Post-glacial rebound from high precision geodetic measurements

高精度大地测量带来的冰河后反弹

• 批准号: 249933-2006
• 负责人: Pagiatakis, Spiros
• 金额: $ 2.17万
• 依托单位: York University
• 依托单位国家: 加拿大
• 项目类别: Discovery Grants Program - Individual
• 财政年份: 2007
• 资助国家: 加拿大
• 起止时间: 2007-01-01 至 2008-12-31
• 项目状态: 已结题
• 来源: https://www.nserc-crsng.gc.ca/ase-oro/Details-Detailles_eng.asp?id=361679
• 关键词: Post; glacial; rebound; precision; geodetic

Climate, environment, ecosystems, human society and their interrelationships from the global perspective are of profound importance and significance nowadays. It is remarkable that still very little is known about our climate and its long-term changes as they relate not only to the atmospheric masses but to the arctic regions and the oceans as well. There is strong evidence that the polar regions of the Earth are the most sensitive showing the fastest warming rates than any other region on Earth. One characteristic physical phenomenon that is a result of climate change over the last several tens of thousands of years is the post-glacial rebound (PGR) or glacial isostatic adjustment (GIA), which can be described as the slow rebounding of the Earth's crust after the immense volumes of ice accumulated during the last major glaciation event (Pleistocene period) started melting some 21000 years ago. GIA is closely related to both the interior structure of the Earth and to the long-term global warming that causes deglaciation. The study of this continuing adjustment of the crust offers unique opportunities for understanding climate change and its impact on our daily lives. Research on GIA has been primarily based on geophysical modeling that describes the Earth deformations with complicated mathematical apparatuses and with limited verification from independent external sources. The proposed research comes to complement and ultimately improve the GIA models with the use of high precision geodetic measurements such as terrestrial and satellite gravity observations, Earth crust displacement monitoring with traditional and space geodetic techniques as well as crustal structure (density) from inversion of geoid models. This research proposes thorough analyses and interpretation of the geodetic observations by developing new theories, methodologies, and analytical tools. Once completed, the results of this research will enhance the geophysical models, and will be the catalyst for understanding Earth processes and climate change.

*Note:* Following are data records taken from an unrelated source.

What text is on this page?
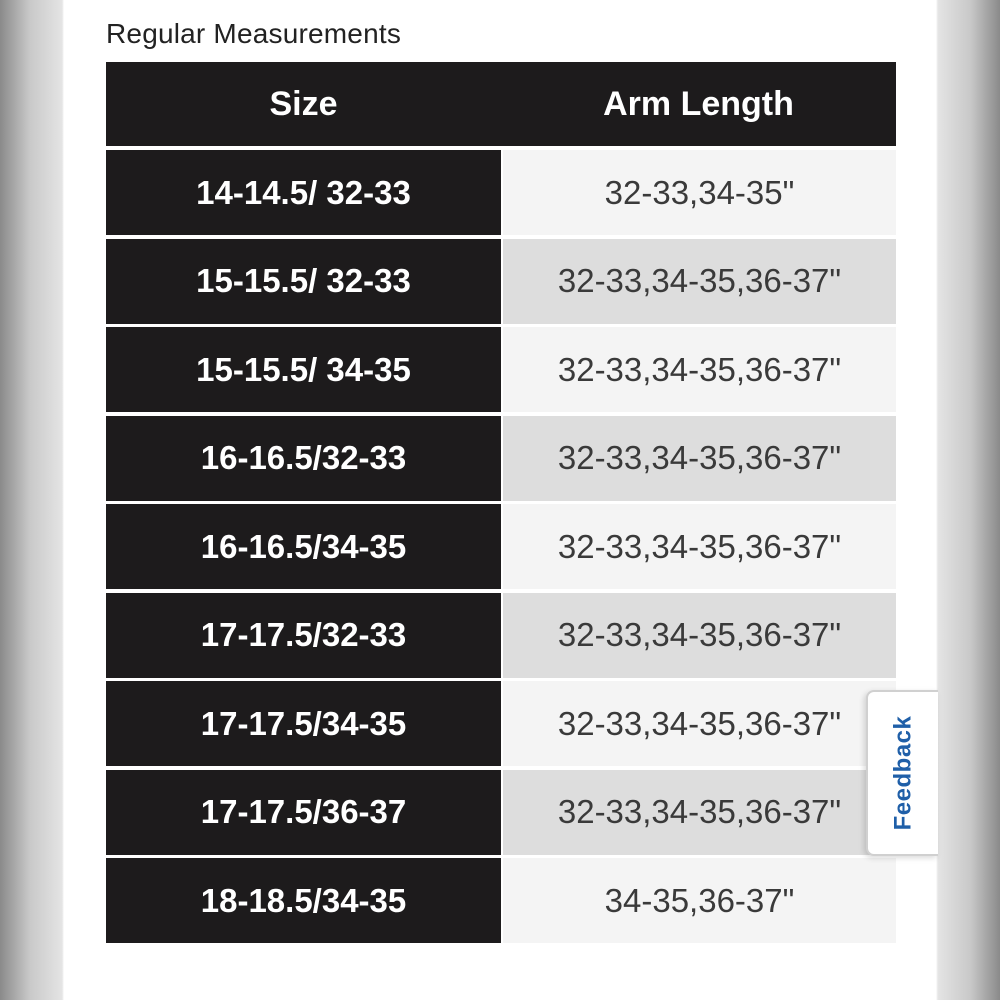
Regular Measurements
Size	Arm Length
14-14.5/ 32-33	32-33,34-35"
15-15.5/ 32-33	32-33,34-35,36-37"
15-15.5/ 34-35	32-33,34-35,36-37"
16-16.5/32-33	32-33,34-35,36-37"
16-16.5/34-35	32-33,34-35,36-37"
17-17.5/32-33	32-33,34-35,36-37"
17-17.5/34-35	32-33,34-35,36-37"
17-17.5/36-37	32-33,34-35,36-37"
18-18.5/34-35	34-35,36-37"
Feedback
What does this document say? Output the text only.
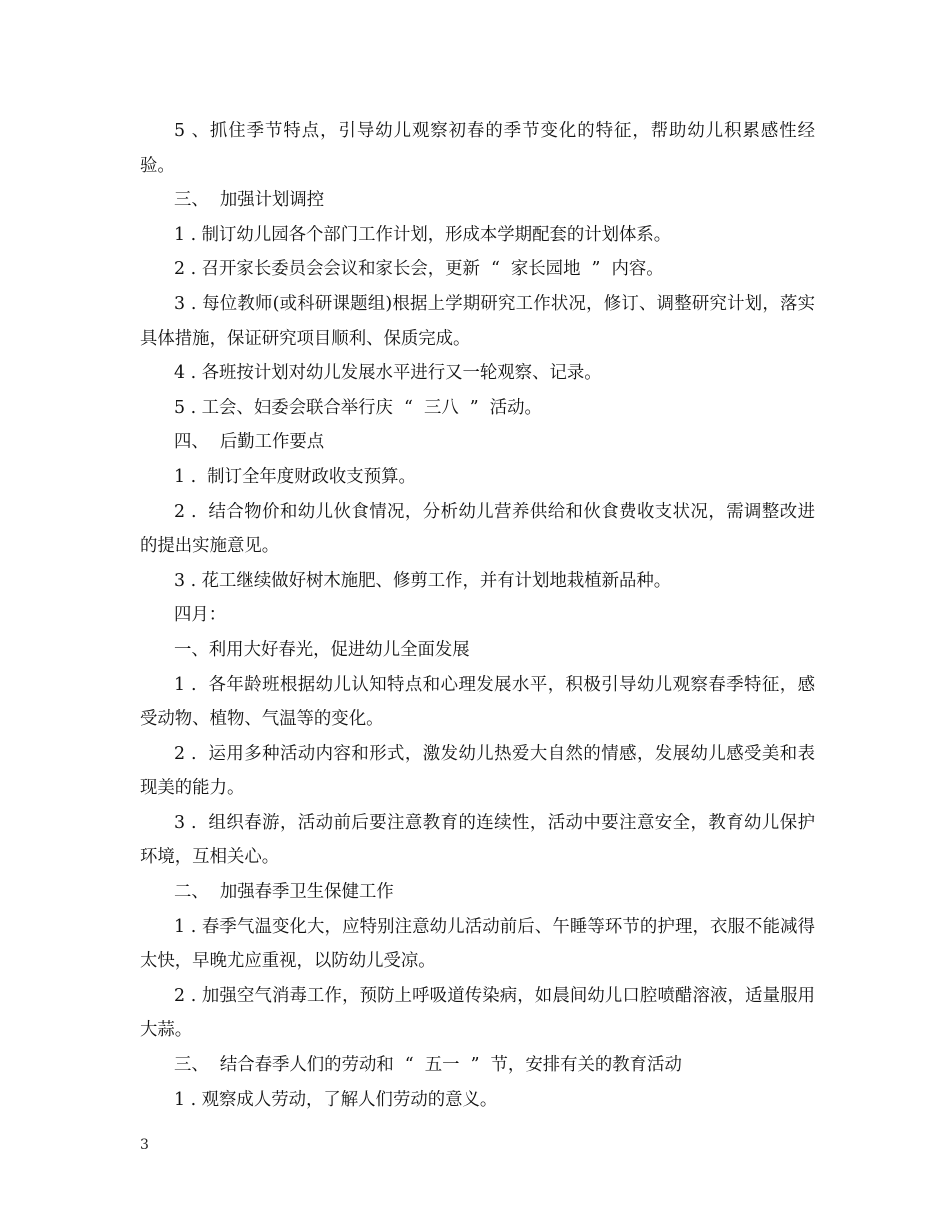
5 、抓住季节特点，引导幼儿观察初春的季节变化的特征，帮助幼儿积累感性经验。

三、  加强计划调控

1 . 制订幼儿园各个部门工作计划，形成本学期配套的计划体系。

2 . 召开家长委员会会议和家长会，更新  “  家长园地  ”  内容。

3 . 每位教师(或科研课题组)根据上学期研究工作状况，修订、调整研究计划，落实具体措施，保证研究项目顺利、保质完成。

4 . 各班按计划对幼儿发展水平进行又一轮观察、记录。

5 . 工会、妇委会联合举行庆  “  三八  ”  活动。

四、  后勤工作要点

1 .  制订全年度财政收支预算。

2 .  结合物价和幼儿伙食情况，分析幼儿营养供给和伙食费收支状况，需调整改进的提出实施意见。

3 . 花工继续做好树木施肥、修剪工作，并有计划地栽植新品种。

四月：

一、利用大好春光，促进幼儿全面发展

1 .  各年龄班根据幼儿认知特点和心理发展水平，积极引导幼儿观察春季特征，感受动物、植物、气温等的变化。

2 .  运用多种活动内容和形式，激发幼儿热爱大自然的情感，发展幼儿感受美和表现美的能力。

3 .  组织春游，活动前后要注意教育的连续性，活动中要注意安全，教育幼儿保护环境，互相关心。

二、  加强春季卫生保健工作

1 . 春季气温变化大，应特别注意幼儿活动前后、午睡等环节的护理，衣服不能减得太快，早晚尤应重视，以防幼儿受凉。

2 . 加强空气消毒工作，预防上呼吸道传染病，如晨间幼儿口腔喷醋溶液，适量服用大蒜。

三、  结合春季人们的劳动和  “  五一  ”  节，安排有关的教育活动

1 . 观察成人劳动，了解人们劳动的意义。

3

气候、环境、生态系统、人类社会及其相互关系在全球范围内具有深远的意义。值得注意的是，我们对气候及其长期变化的了解仍然很少，因为它们不仅与大气质量有关，而且与北极地区和海洋有关。有强有力的证据表明，地球的极地地区是最敏感的，比地球上任何其他地区都显示出最快的变暖速度。一个典型的物理现象，是气候变化的结果，在过去的几万年是冰川后反弹（PGR）或冰川均衡调整（GIA），这可以被描述为地球的地壳缓慢反弹后，大量的冰积累在最后一次重大冰期事件（更新世时期）开始融化约21000年前。GIA与地球内部结构和导致冰川消退的长期全球变暖密切相关。研究地壳的这种持续调整为了解气候变化及其对我们日常生活的影响提供了独特的机会。GIA的研究主要基于地球物理建模，该模型使用复杂的数学工具描述地球变形，并且来自独立外部来源的验证有限。拟议的研究来补充和最终改进GIA模型与使用高精度大地测量，如地面和卫星重力观测，地壳位移监测与传统和空间大地测量技术，以及地壳结构（密度）反演大地水准面模型。本研究提出通过发展新的理论、方法和分析工具对大地测量观测进行深入的分析和解释。一旦完成，这项研究的结果将增强地球物理模型，并将成为理解地球过程和气候变化的催化剂。